If you build it, they will come; Infrastructure for a local farm/food system
The importance of agriculture to rural communities cannot be underestimated, and the trend in Sullivan County to nurture local agriculture appears to be headed in the right direction. Two other encouraging examples of infrastructure investment are in the works here, too. Cornell Cooperative Extension will soon build a certified, commercial kitchen to help launch local food entrepreneurs (including farmers) in developing value-added food businesses—tomatoes into tomato sauce, milk into cheese, etc. Plans for a food distribution hub are also well under way with the first phase already funded through a large Rural Business Enterprise Grant to be administered jointly by Sullivan County Industrial Development Agency (IDA) and Hudson Valley Agribusiness Development Corp. Farmers’ markets also are infrastructure, and Sullivan County’s farmers’ markets are doing well.
Without grants from various sources, including especially from government, many of these positive steps to grow agriculture and related businesses here would not be possible.

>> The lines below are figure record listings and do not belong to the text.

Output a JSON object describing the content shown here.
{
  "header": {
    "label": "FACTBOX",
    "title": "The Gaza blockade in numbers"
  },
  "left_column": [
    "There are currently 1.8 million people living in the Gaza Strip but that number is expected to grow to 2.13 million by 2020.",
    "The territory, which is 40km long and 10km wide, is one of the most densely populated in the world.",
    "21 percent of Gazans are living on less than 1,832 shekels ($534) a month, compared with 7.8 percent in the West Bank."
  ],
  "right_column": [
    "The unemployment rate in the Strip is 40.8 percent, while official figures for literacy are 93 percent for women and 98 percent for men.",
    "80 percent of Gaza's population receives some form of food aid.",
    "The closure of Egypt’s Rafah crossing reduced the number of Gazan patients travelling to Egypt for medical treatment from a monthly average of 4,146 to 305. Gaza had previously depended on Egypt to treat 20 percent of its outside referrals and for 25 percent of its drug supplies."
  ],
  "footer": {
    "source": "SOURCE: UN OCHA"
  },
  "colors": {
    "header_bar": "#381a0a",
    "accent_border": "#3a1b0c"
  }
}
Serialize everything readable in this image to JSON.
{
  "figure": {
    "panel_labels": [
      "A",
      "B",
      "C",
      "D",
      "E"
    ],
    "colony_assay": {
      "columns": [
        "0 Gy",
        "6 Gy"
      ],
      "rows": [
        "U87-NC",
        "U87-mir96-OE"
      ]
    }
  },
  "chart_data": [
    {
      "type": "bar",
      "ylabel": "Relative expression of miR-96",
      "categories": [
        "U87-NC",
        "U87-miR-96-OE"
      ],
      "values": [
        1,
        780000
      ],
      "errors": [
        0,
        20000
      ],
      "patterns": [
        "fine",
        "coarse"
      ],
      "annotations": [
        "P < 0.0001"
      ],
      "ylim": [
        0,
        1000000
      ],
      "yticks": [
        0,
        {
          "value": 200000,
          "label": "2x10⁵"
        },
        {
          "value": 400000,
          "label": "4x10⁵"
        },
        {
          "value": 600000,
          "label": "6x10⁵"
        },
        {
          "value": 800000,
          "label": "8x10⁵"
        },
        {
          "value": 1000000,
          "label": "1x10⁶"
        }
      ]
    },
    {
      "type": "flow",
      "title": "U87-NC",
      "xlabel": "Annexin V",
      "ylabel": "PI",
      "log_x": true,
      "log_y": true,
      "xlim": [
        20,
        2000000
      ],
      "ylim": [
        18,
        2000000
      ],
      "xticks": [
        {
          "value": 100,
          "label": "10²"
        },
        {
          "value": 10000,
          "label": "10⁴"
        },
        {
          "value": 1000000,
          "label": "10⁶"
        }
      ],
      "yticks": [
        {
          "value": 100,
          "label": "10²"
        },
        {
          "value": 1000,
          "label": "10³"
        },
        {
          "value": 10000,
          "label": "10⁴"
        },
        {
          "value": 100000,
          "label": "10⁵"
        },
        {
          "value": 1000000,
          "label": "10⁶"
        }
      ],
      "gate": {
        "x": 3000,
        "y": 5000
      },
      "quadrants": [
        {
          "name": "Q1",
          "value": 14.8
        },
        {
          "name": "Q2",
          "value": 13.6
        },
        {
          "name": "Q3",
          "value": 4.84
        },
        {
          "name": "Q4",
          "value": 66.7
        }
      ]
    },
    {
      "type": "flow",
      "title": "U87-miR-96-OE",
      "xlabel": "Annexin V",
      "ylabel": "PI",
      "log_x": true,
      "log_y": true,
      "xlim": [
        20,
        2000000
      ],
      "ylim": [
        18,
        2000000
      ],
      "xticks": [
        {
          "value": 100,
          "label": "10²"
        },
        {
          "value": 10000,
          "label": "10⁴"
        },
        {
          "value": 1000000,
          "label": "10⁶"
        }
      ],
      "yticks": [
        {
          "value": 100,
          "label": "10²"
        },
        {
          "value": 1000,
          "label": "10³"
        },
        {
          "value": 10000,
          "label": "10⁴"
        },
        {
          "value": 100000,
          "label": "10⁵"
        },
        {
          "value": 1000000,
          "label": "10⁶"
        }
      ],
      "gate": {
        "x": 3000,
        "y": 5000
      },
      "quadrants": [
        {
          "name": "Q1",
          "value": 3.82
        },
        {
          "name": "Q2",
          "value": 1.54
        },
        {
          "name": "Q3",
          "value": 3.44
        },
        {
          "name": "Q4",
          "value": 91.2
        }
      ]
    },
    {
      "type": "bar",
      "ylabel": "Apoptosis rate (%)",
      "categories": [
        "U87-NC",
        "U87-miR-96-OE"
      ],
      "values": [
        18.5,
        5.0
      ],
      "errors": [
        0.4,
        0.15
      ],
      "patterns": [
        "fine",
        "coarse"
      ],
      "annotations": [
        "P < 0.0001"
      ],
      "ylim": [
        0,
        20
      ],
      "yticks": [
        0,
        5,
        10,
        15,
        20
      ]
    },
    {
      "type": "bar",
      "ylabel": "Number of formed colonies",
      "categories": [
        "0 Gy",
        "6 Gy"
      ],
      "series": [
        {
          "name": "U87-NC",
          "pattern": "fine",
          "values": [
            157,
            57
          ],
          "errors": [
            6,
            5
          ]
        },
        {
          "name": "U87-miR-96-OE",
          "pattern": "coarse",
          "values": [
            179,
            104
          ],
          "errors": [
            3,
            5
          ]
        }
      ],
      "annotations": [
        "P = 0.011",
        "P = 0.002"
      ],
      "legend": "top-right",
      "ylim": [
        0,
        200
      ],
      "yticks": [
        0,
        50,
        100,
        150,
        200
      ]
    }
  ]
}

Now, sadly, some established federal grant programs are in jeopardy because Congress has not been able to get its act together to pass a Farm Bill. After the 2008 Farm Bill expired, Congress was able only to muster the votes to pass a short-term extension, and this extension expired on October 1. Programs like the Farmers Market Promotion Program, which helps farmers; increases customers of fresh, healthy, local food; and generates dollars for local economies, have not been funded since 2012. Other programs are operating with diminished funds, such as the Value-Added Producer Grants that help farmers and local food entrepreneurs acquire working capital and fund business plans to establish viable marketing opportunities.
We call on Congress to pass a new farm bill that will continue to support these strong and successful programs and others that promote economic well being for America’s small farm holders and farming communities. State and local governments must also continue to contribute, and various Sullivan County agencies deserve kudos for progress made to date but must keep up the good work.
We believe a bright future lies ahead for farm and farmers in our region, if everyone (including consumers who buy fresh local products) continues to support and invest in farmers.